Как-то так получилось, что о 16-м уровне начали забывать, и к тому времени, когда в Селенобурге появился Бучнев, от него не осталось даже упоминания ни на одной из схем. Вся информация о 16-м вспомогательном уровне района 36-12 была тщательнейшим образом вымарана, только Бучнев точно знал, что уровень есть и где примерно — тоже. Оставалось только найти дорогу к нему. Знакомство с Николаевым решило и эту проблему.
И вот он здесь.
Стоя возле лестницы, Бучнев увеличил силу светового потока фонаря и не спеша огляделся. Яркое голубое пятно скользнуло по глухой бетонной стене, выхватив их мрака змеящиеся по ней кабели, переползло на пол, пробежало по сложенным в штабеля стальным балкам и зловещего вида механизмам и бесследно утонуло в глубине изгибающегося огромной дугой прохода.

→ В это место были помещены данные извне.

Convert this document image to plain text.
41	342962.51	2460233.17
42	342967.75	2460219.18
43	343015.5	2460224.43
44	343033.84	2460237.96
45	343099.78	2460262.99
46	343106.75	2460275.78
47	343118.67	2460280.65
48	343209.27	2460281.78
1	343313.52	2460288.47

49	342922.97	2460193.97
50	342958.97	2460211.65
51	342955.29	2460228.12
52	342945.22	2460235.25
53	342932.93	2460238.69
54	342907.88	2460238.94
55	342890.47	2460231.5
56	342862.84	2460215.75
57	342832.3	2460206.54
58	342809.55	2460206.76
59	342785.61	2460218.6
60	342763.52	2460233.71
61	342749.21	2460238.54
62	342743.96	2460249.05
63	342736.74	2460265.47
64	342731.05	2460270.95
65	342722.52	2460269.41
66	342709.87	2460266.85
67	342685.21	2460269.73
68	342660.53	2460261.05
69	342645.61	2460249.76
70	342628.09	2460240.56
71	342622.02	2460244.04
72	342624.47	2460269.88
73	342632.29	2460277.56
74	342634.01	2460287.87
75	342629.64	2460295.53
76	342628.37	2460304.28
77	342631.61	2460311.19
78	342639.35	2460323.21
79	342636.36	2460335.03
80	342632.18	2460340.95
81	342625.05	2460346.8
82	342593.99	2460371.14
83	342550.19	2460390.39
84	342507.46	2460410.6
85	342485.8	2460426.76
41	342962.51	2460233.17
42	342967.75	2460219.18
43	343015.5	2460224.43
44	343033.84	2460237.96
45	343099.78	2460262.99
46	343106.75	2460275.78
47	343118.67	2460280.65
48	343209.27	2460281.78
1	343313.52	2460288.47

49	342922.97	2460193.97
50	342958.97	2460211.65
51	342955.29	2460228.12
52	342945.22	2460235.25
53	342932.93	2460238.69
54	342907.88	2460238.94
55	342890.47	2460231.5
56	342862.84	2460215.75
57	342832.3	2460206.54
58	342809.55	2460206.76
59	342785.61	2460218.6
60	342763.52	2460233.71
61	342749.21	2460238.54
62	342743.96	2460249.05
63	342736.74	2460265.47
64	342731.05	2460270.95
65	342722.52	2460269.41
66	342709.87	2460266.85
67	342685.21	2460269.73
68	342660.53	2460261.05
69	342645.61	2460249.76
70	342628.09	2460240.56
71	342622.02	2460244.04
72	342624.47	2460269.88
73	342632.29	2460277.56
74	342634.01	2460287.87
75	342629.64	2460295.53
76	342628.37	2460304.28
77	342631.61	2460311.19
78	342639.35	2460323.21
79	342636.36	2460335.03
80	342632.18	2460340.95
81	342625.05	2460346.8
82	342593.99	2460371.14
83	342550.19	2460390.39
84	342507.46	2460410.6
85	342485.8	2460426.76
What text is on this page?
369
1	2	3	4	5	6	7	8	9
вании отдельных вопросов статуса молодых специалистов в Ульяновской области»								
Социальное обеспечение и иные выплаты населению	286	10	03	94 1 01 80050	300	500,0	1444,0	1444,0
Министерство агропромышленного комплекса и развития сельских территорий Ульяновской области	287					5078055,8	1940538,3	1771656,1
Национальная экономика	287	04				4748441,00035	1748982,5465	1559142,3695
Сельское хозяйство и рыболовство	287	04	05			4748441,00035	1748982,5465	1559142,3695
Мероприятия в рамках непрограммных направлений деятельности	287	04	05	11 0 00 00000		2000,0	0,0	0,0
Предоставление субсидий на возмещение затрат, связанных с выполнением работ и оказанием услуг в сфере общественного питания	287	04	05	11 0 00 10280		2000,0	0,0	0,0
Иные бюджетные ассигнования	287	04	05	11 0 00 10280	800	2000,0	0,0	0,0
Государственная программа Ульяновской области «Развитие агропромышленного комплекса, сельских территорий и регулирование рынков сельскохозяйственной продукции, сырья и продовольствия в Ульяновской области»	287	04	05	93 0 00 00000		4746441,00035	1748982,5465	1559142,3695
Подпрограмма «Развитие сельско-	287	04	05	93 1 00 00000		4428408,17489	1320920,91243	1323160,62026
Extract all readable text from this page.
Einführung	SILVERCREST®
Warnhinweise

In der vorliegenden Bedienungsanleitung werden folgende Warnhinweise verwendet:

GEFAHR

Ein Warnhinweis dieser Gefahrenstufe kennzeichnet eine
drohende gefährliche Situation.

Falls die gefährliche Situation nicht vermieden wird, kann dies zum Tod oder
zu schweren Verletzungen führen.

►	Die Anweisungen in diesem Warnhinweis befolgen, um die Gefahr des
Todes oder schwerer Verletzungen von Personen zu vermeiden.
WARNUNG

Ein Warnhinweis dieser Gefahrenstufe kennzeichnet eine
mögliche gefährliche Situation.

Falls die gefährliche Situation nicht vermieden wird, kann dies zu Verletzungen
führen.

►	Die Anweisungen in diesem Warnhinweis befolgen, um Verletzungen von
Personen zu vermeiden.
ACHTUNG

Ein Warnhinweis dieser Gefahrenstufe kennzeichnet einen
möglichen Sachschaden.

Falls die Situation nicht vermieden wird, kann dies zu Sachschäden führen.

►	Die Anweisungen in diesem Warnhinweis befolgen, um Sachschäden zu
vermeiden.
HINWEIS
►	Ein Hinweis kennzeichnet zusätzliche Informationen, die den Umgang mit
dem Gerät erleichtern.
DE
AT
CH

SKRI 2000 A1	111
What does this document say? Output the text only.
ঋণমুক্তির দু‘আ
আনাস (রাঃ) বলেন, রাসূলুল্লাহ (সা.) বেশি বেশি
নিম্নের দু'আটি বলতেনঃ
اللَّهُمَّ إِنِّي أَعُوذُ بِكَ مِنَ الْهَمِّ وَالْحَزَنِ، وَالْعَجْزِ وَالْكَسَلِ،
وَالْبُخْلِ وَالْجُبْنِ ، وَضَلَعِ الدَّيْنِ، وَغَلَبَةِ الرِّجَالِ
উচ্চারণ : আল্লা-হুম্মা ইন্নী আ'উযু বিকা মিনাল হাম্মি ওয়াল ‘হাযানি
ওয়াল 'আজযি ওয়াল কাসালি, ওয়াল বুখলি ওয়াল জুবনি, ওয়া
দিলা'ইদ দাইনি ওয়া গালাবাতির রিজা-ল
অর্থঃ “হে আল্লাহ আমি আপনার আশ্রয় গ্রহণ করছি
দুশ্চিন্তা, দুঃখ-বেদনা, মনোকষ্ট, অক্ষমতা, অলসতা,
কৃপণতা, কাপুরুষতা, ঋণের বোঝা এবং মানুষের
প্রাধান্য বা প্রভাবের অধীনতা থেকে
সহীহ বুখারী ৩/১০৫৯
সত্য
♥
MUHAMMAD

Проход уходил влево и вправо, окружая собой центральную площадку, где средь хаоса ферм и арматурных прутьев угадывались очертания подъёмников центрального ствола.
Последнее обстоятельство немало удивило Бучнева. Он ожидал, что в давным-давно покинутом уровне царит беспросветный мрак, а тут, оказывается, ещё остались работающие панели, дающие хоть и очень слабый, но всё же свет. Видимо, кое-какие питающие фидеры просто забыли обесточить, либо же кто-то специально подал питание на панели, уже позже, после закрытия уровня, в обход основных энергосетей. В любом случае свет был, причём радиальные коридоры оказались освещёнными значительно лучше, нежели центральная площадка, — вполне достаточно для того, чтобы можно было что-то рассмотреть там без помощи фонаря. Миновав два из них — №4 и №5 — Бучнев очутился перед входом в тот, от которого ответвлялась штольня №2.
Здесь тоже было полно разного добра и механики: лежали приготовленные к сборке части тюбингов, громоздились штабеля узких прямоугольных ящиков, поставленные как попало грузовые платформы, а всю центральную часть коридора занимал похожий на огромную многоножку, самонаращивающийся звенчатый транспортёр. По всему было видно, что строители бросили своё дело в самый разгар работ: часть платформ так и остались неразгруженными, а транспортёр и вовсе был брошен в активном режиме, с заполненными выбранной проходческими щитами породой ковшами, и впускными вентилями гидрораспределителей, оставленными в верхнем, открытом положении. Под транспортёром широкой полосой тянулись лужицы масла, натёкшие там, где оно сумело просочиться сквозь потерявшие за долгие годы эластичность уплотнители. Среди них валялись брошенная сумка с инструментами, каска и даже чей-то ботинок. Шагах в двадцати от входа Бучнев нашёл электронный планшет старой конструкции, оброненный не то кем-то из инженеров-строителей, не то теми, кто побывал здесь позже. Батареи его давно разрядились, однако кристаллы памяти могли избежать разрушительного воздействия времени и содержать в себе немало интересного.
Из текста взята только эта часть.